CC: As pessoas costumam dizer que diante da proximidade da morte, repensam valores. E o senhor?
JA: O que sempre pedi a Deus foi que me desse humildade. Não que fosse soberbo, mas às vezes a pessoa pensa que é humilde e não é. Todos os pensadores falam de humildade. Jesus Cristo dizia que os humildes serão exaltados e os exaltados, humilhados. Segundo Cervantes, a humildade é a mais importante de todas as virtudes. Tanto que, sem ela, não há virtude que o seja. Isso é um fato. Do ponto de vista da morte, Santo Agostinho ensina: o homem deve viver preparado para morrer a qualquer instante e proceder como se não fosse morrer nunca. Essas coisas vêm à tona quando a gente está na UTI,depois de uma operação.
CC: Chegou a mudar alguma coisa em sua vida?
JA: Não, não mudou, a gente reflete. Porque as pessoas pensam: o Zé Alencar é candidato a alguma coisa, o ano que vem tem eleições. Mas eu não levarei meu nome como uma proposta de candidatura se não estiver bem de saúde, porque não seria honesto. Se eu não tiver segurança de que posso exercer o mandato, não serei candidato. Se Deus me curar, as lideranças quiserem, o partido me der legenda e os eleitores votarem em mim, por que não? Depende de muita coisa e a primeira delas é a cura.
CC:O senhor se considera privilegiado por ter podido fazer estes tratamentos todos? Comenta-se que o vice-presidente pôde fazer e muita gente não pode.
JA:Isso me deixa triste, porque o ideal é que todos pudessem. No caso de Houston (nos EUA), foi gratuito. Foi uma oferta minha para servir de cobaia, isso qualquer um poderia fazer.Não houve um real de pagamento de nada.
CC: O presidente tem reclamado muito da imprensa. O senhor acha que a imprensa trata mal o governo?
JA: Não quero entrar nas razões que levam uma pessoa a tomar uma posição em relação a uma instituição ou coisa que o valha.Não tenho nada com isso.
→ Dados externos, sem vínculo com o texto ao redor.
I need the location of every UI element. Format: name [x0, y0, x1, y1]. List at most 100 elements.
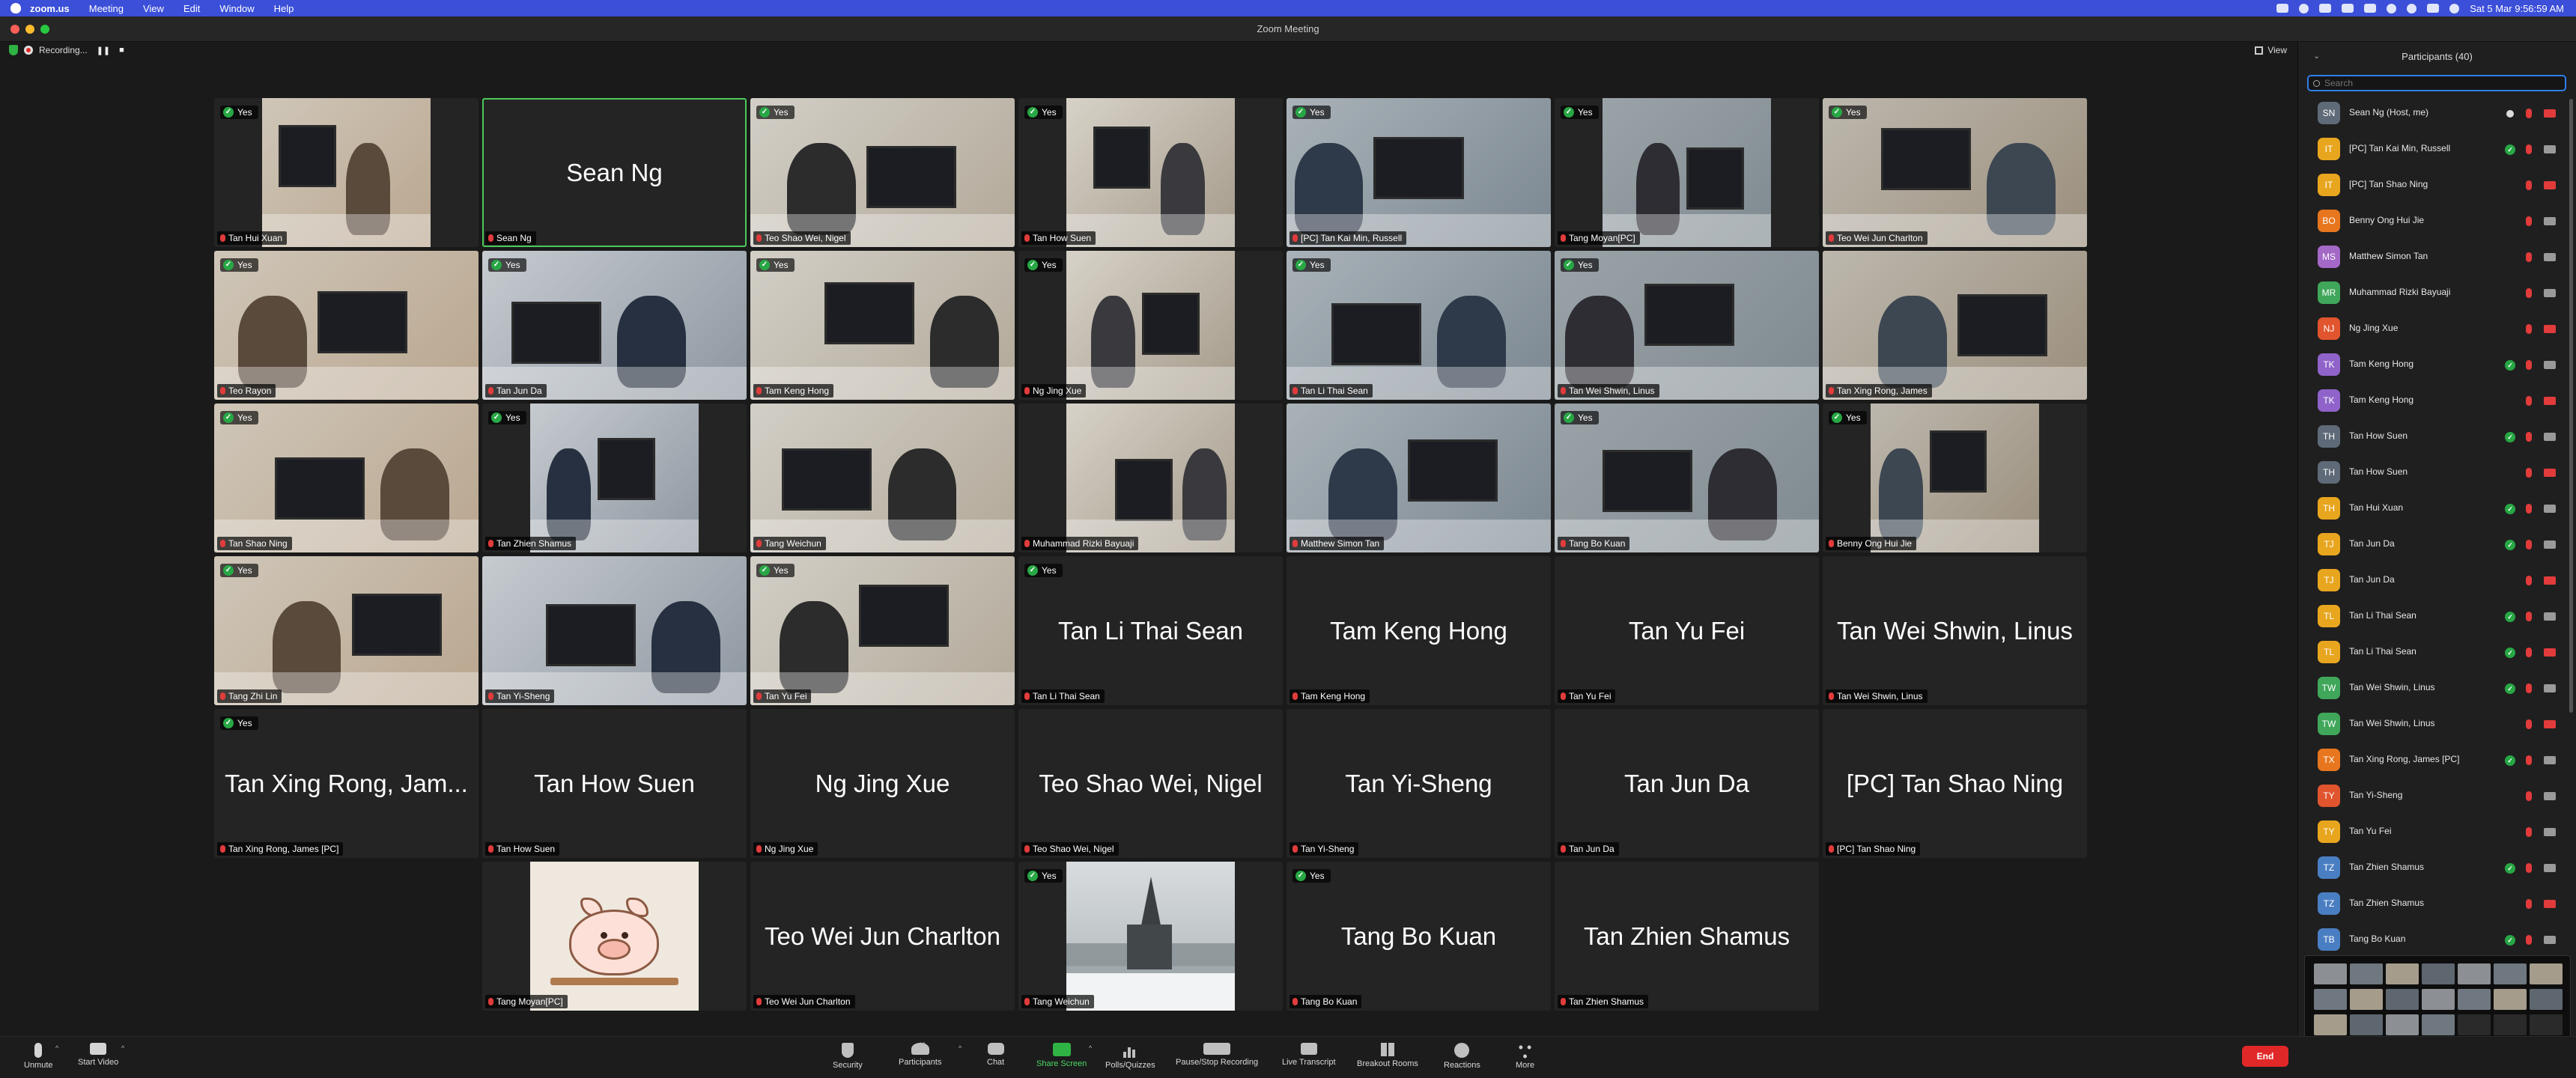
participant-row[interactable]: TY Tan Yi-Sheng [2298, 779, 2576, 814]
camera-on-icon[interactable] [2544, 253, 2556, 261]
microphone-muted-icon[interactable] [2526, 360, 2532, 370]
pause-recording-icon[interactable]: ❚❚ [97, 46, 110, 55]
profile-icon[interactable] [2299, 3, 2309, 13]
participant-tile[interactable]: Tan How Suen Tan How Suen [482, 709, 747, 858]
camera-on-icon[interactable] [2544, 505, 2556, 513]
microphone-muted-icon[interactable] [2526, 827, 2532, 837]
participant-tile[interactable]: Tan Yi-Sheng [482, 556, 747, 705]
participant-row[interactable]: IT [PC] Tan Kai Min, Russell ✓ [2298, 132, 2576, 168]
camera-off-icon[interactable] [2544, 648, 2556, 657]
camera-off-icon[interactable] [2544, 900, 2556, 908]
camera-on-icon[interactable] [2544, 612, 2556, 621]
end-meeting-button[interactable]: End [2242, 1046, 2288, 1067]
participant-row[interactable]: MR Muhammad Rizki Bayuaji [2298, 275, 2576, 311]
pause-stop-recording-button[interactable]: Pause/Stop Recording [1176, 1043, 1258, 1077]
participant-row[interactable]: TX Tan Xing Rong, James [PC] ✓ [2298, 743, 2576, 779]
menu-window[interactable]: Window [219, 3, 254, 14]
video-options-caret-icon[interactable]: ^ [121, 1044, 124, 1052]
unmute-button[interactable]: Unmute ^ [24, 1043, 58, 1077]
participant-tile[interactable]: ✓ Yes Teo Wei Jun Charlton [1823, 98, 2087, 247]
participant-tile[interactable]: Tan Wei Shwin, Linus Tan Wei Shwin, Linus [1823, 556, 2087, 705]
camera-on-icon[interactable] [2544, 936, 2556, 944]
participant-row[interactable]: BO Benny Ong Hui Jie [2298, 204, 2576, 240]
share-screen-button[interactable]: Share Screen ^ [1036, 1043, 1092, 1077]
participant-row[interactable]: NJ Ng Jing Xue [2298, 311, 2576, 347]
microphone-muted-icon[interactable] [2526, 791, 2532, 801]
menu-help[interactable]: Help [274, 3, 294, 14]
audio-options-caret-icon[interactable]: ^ [55, 1044, 58, 1052]
participant-row[interactable]: TJ Tan Jun Da [2298, 563, 2576, 599]
participant-tile[interactable]: ✓ Yes Tang Weichun [1018, 862, 1283, 1011]
camera-on-icon[interactable] [2544, 792, 2556, 800]
siri-icon[interactable] [2449, 3, 2460, 13]
participant-tile[interactable]: ✓ Yes Tan Li Thai Sean [1287, 251, 1551, 400]
start-video-button[interactable]: Start Video ^ [78, 1043, 124, 1077]
participant-tile[interactable]: Sean Ng Sean Ng [482, 98, 747, 247]
participant-tile[interactable]: Tan Jun Da Tan Jun Da [1555, 709, 1819, 858]
camera-on-icon[interactable] [2544, 756, 2556, 764]
breakout-rooms-button[interactable]: Breakout Rooms [1357, 1043, 1418, 1077]
participant-row[interactable]: TZ Tan Zhien Shamus ✓ [2298, 850, 2576, 886]
microphone-muted-icon[interactable] [2526, 324, 2532, 334]
reactions-button[interactable]: Reactions [1444, 1043, 1480, 1077]
participant-tile[interactable]: Tan Li Thai Sean ✓ Yes Tan Li Thai Sean [1018, 556, 1283, 705]
participant-tile[interactable]: Tang Moyan[PC] [482, 862, 747, 1011]
cloud-icon[interactable] [2319, 4, 2332, 13]
camera-on-icon[interactable] [2544, 145, 2556, 153]
participant-row[interactable]: TY Tan Yu Fei [2298, 814, 2576, 850]
view-button[interactable]: View [2255, 45, 2287, 55]
participant-tile[interactable]: [PC] Tan Shao Ning [PC] Tan Shao Ning [1823, 709, 2087, 858]
camera-off-icon[interactable] [2544, 720, 2556, 728]
participant-list-scrollbar[interactable] [2569, 99, 2573, 713]
share-options-caret-icon[interactable]: ^ [1089, 1044, 1092, 1052]
camera-on-icon[interactable] [2544, 684, 2556, 692]
participant-row[interactable]: TW Tan Wei Shwin, Linus ✓ [2298, 671, 2576, 707]
microphone-muted-icon[interactable] [2526, 432, 2532, 442]
camera-on-icon[interactable] [2544, 433, 2556, 441]
participant-tile[interactable]: Tan Xing Rong, Jam... ✓ Yes Tan Xing Rong, … [214, 709, 479, 858]
participant-row[interactable]: IT [PC] Tan Shao Ning [2298, 168, 2576, 204]
participant-tile[interactable]: Muhammad Rizki Bayuaji [1018, 404, 1283, 552]
microphone-muted-icon[interactable] [2526, 612, 2532, 621]
more-button[interactable]: • • • More [1516, 1041, 1534, 1077]
participant-row[interactable]: MS Matthew Simon Tan [2298, 240, 2576, 275]
camera-off-icon[interactable] [2544, 181, 2556, 189]
microphone-muted-icon[interactable] [2526, 109, 2532, 118]
microphone-muted-icon[interactable] [2526, 755, 2532, 765]
participant-tile[interactable]: ✓ Yes Benny Ong Hui Jie [1823, 404, 2087, 552]
participant-tile[interactable]: Matthew Simon Tan [1287, 404, 1551, 552]
microphone-muted-icon[interactable] [2526, 935, 2532, 945]
camera-on-icon[interactable] [2544, 361, 2556, 369]
participant-search[interactable] [2307, 75, 2566, 91]
extension-icon[interactable] [2342, 4, 2354, 13]
microphone-muted-icon[interactable] [2526, 396, 2532, 406]
participant-tile[interactable]: Tang Bo Kuan ✓ Yes Tang Bo Kuan [1287, 862, 1551, 1011]
participant-tile[interactable]: ✓ Yes [PC] Tan Kai Min, Russell [1287, 98, 1551, 247]
spotlight-icon[interactable] [2407, 3, 2417, 13]
microphone-muted-icon[interactable] [2526, 288, 2532, 298]
microphone-muted-icon[interactable] [2526, 252, 2532, 262]
zoom-status-icon[interactable] [2276, 4, 2289, 13]
participant-tile[interactable]: ✓ Yes Tan How Suen [1018, 98, 1283, 247]
menubar-app-name[interactable]: zoom.us [30, 3, 70, 14]
apple-icon[interactable] [10, 3, 21, 13]
battery-icon[interactable] [2364, 4, 2377, 13]
participant-tile[interactable]: ✓ Yes Teo Shao Wei, Nigel [750, 98, 1015, 247]
participants-button[interactable]: 40 Participants ^ [899, 1041, 962, 1077]
microphone-muted-icon[interactable] [2526, 899, 2532, 909]
microphone-muted-icon[interactable] [2526, 719, 2532, 729]
polls-button[interactable]: Polls/Quizzes [1105, 1043, 1155, 1077]
participant-search-input[interactable] [2324, 78, 2549, 88]
participant-tile[interactable]: Tam Keng Hong Tam Keng Hong [1287, 556, 1551, 705]
camera-on-icon[interactable] [2544, 864, 2556, 872]
microphone-muted-icon[interactable] [2526, 576, 2532, 585]
camera-on-icon[interactable] [2544, 289, 2556, 297]
participant-row[interactable]: TK Tam Keng Hong [2298, 383, 2576, 419]
participant-tile[interactable]: Teo Wei Jun Charlton Teo Wei Jun Charlton [750, 862, 1015, 1011]
microphone-muted-icon[interactable] [2526, 648, 2532, 657]
microphone-muted-icon[interactable] [2526, 683, 2532, 693]
camera-off-icon[interactable] [2544, 397, 2556, 405]
participant-row[interactable]: TH Tan How Suen [2298, 455, 2576, 491]
camera-on-icon[interactable] [2544, 828, 2556, 836]
participant-tile[interactable]: Tan Yu Fei Tan Yu Fei [1555, 556, 1819, 705]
CC: Mas quando começou o governo e o senhor falou mal da política de juros, foi alvo de muitas críticas, chamado de falastrão... Essa percepção é bem diferente hoje.
JA: Falaram isso de mim? Ninguém me mostrou isso, não. Veja, eu ingressei na vida pública quando fui eleito senador em 1998 por Minas. Até então ninguém me conhecia politicamente. Em janeiro de 2003 assumi a Vice-Presidência da República, comecei a trabalhar e aos poucos fiquei mais conhecido. Hoje sou mais conhecido do que era quando entrei. Parto do princípio de que ninguém pode gostar do que não conhece.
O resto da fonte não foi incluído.